Harapan tersebut disampaikan oleh Wakil Ketua Komisi Infokom MUI Pusat, Idy Muzayyad, dalam kegiatan Sosialisasi Program Siaran Keagamaan yang digelar Komisi Penyiaran Indonesia (KPI) bertema “Mewujudkan Siaran Keagamaan yang Menyejukkan bagi Masyarakat”, Selasa (11/11) di Kantor KPI Pusat, Jakarta.
Menurut Idy Muzayyad, momentum Ramadhan menuntut seluruh elemen masyarakat, termasuk media penyiaran, untuk menciptakan suasana yang kondusif serta menghormati nilai-nilai kesucian bulan suci tersebut.
“Selama sebulan penuh umat Islam akan melaksanakan ibadah puasa dengan berbagai ritualnya.
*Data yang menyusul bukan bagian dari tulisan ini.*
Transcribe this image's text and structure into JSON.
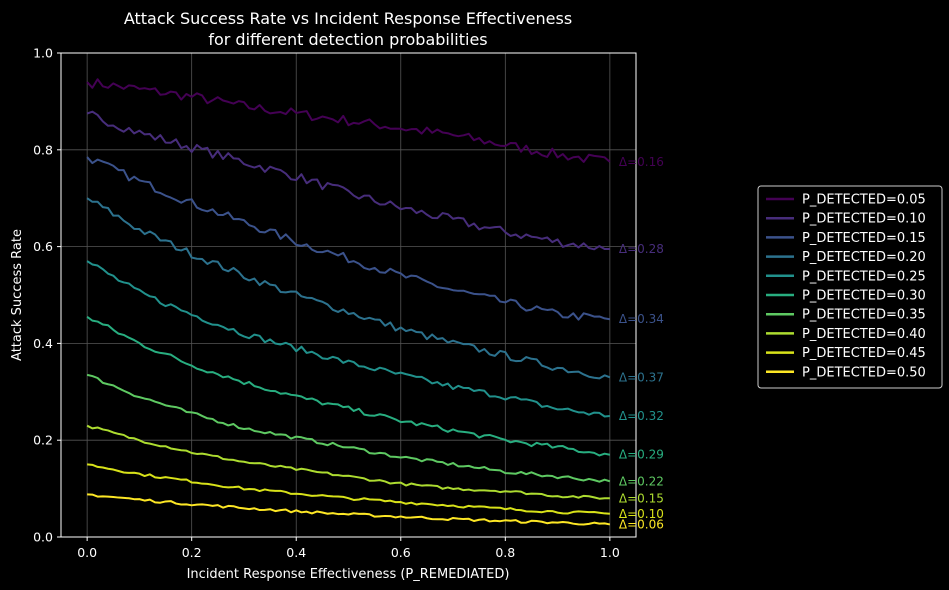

Maka, dibutuhkan suasana yang kondusif untuk menghormati bulan suci ini,” ujarnya dalam keterangan resmi, dikutip Kamis (13/11/2025).
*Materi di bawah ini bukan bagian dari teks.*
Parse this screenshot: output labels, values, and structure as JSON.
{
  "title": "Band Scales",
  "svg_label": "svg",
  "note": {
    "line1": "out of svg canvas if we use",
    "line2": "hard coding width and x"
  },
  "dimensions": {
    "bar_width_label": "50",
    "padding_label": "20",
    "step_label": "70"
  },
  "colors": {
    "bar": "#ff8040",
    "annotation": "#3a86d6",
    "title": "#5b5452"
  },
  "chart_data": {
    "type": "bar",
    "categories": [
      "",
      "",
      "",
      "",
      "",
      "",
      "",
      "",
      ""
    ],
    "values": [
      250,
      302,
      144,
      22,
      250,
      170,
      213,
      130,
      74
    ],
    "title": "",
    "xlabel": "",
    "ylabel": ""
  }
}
Idy menambahkan, perubahan aktivitas dan kondisi psikologis umat Islam selama Ramadhan sepatutnya dipahami dan dihormati oleh semua pihak, khususnya oleh lembaga penyiaran.
“Media penyiaran memiliki tanggung jawab sosial untuk menjaga kekhusyukan dan menghadirkan tayangan yang meneduhkan, bukan yang menimbulkan kegaduhan atau kontroversi,” kata dia.
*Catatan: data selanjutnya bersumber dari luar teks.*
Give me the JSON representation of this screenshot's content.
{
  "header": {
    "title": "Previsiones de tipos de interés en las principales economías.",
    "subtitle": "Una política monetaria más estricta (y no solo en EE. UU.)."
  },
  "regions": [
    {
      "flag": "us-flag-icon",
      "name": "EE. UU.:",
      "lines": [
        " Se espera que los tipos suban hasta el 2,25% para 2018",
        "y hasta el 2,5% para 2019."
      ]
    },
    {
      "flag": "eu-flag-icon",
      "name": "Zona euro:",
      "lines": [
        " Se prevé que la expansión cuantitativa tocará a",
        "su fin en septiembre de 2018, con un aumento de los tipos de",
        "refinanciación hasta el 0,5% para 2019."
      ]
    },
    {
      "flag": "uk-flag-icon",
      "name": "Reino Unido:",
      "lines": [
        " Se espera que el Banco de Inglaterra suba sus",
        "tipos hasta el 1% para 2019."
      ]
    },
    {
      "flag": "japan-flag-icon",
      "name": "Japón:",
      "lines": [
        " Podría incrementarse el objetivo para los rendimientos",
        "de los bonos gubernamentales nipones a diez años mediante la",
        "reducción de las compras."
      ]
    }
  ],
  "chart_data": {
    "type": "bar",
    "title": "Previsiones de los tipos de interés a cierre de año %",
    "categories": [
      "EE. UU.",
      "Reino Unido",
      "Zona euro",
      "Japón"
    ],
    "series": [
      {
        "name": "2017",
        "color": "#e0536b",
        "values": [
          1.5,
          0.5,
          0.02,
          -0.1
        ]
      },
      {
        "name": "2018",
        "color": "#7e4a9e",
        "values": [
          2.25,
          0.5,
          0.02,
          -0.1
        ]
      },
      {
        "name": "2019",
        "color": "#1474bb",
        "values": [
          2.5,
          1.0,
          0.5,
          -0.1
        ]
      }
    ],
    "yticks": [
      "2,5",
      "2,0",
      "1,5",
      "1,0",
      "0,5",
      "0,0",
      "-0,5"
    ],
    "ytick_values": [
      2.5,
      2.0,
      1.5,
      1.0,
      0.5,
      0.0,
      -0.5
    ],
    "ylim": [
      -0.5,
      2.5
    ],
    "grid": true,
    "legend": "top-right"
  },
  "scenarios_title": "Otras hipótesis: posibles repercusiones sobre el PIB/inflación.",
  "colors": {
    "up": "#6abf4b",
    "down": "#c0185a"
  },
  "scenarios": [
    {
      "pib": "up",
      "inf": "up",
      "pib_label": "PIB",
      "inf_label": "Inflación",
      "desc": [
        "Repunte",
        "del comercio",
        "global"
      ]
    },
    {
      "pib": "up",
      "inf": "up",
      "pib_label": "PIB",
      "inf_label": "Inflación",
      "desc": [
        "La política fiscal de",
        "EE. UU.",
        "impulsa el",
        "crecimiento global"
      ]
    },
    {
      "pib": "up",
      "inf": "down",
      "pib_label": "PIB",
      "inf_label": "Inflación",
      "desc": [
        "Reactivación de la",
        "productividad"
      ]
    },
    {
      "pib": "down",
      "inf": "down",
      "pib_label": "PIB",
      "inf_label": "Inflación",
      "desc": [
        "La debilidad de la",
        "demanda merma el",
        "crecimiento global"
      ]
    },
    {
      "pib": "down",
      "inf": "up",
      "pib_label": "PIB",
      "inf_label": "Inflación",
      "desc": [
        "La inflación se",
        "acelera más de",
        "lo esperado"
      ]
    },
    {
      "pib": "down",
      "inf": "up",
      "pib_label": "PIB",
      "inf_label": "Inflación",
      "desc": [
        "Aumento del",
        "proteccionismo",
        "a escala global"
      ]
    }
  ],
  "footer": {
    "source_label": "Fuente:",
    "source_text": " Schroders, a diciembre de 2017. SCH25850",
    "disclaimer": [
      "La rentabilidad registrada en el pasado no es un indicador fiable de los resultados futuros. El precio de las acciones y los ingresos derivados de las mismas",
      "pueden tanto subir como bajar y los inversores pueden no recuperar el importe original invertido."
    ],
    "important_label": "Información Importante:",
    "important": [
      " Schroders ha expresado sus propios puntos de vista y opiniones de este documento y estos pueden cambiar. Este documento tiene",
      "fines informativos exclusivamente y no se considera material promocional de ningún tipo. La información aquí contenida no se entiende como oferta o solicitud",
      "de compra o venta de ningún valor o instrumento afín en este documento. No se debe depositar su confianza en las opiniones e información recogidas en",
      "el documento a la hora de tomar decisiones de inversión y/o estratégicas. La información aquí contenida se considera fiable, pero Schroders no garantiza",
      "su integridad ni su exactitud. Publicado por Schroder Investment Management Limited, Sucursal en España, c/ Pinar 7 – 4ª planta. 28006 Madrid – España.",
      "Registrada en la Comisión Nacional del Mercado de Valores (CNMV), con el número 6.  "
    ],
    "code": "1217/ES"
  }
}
Sebagai bagian dari komitmennya, MUI setiap tahun menjelang Ramadhan mengeluarkan tausiah khusus yang berisi panduan bagi lembaga penyiaran publik, komersial, komunitas, maupun berlangganan.
Panduan ini mengacu pada UU No. 32 Tahun 2002 tentang Penyiaran, Pedoman Perilaku Penyiaran dan Standar Program Siaran (P3SPS), serta beberapa fatwa MUI terkait etika bermedia.
Tujuan utama tausiah tersebut adalah:1. Memberikan pedoman agar program Ramadhan sesuai dengan ajaran Islam dan peraturan penyiaran yang berlaku2. Menjadi bahan pertimbangan KPI dalam memantau isi siaran selama Ramadhan3. Menjadi acuan bagi MUI di daerah untuk memperkuat sinergi dengan media massa dalam menghadirkan tayangan yang mendidik dan menyejukkan.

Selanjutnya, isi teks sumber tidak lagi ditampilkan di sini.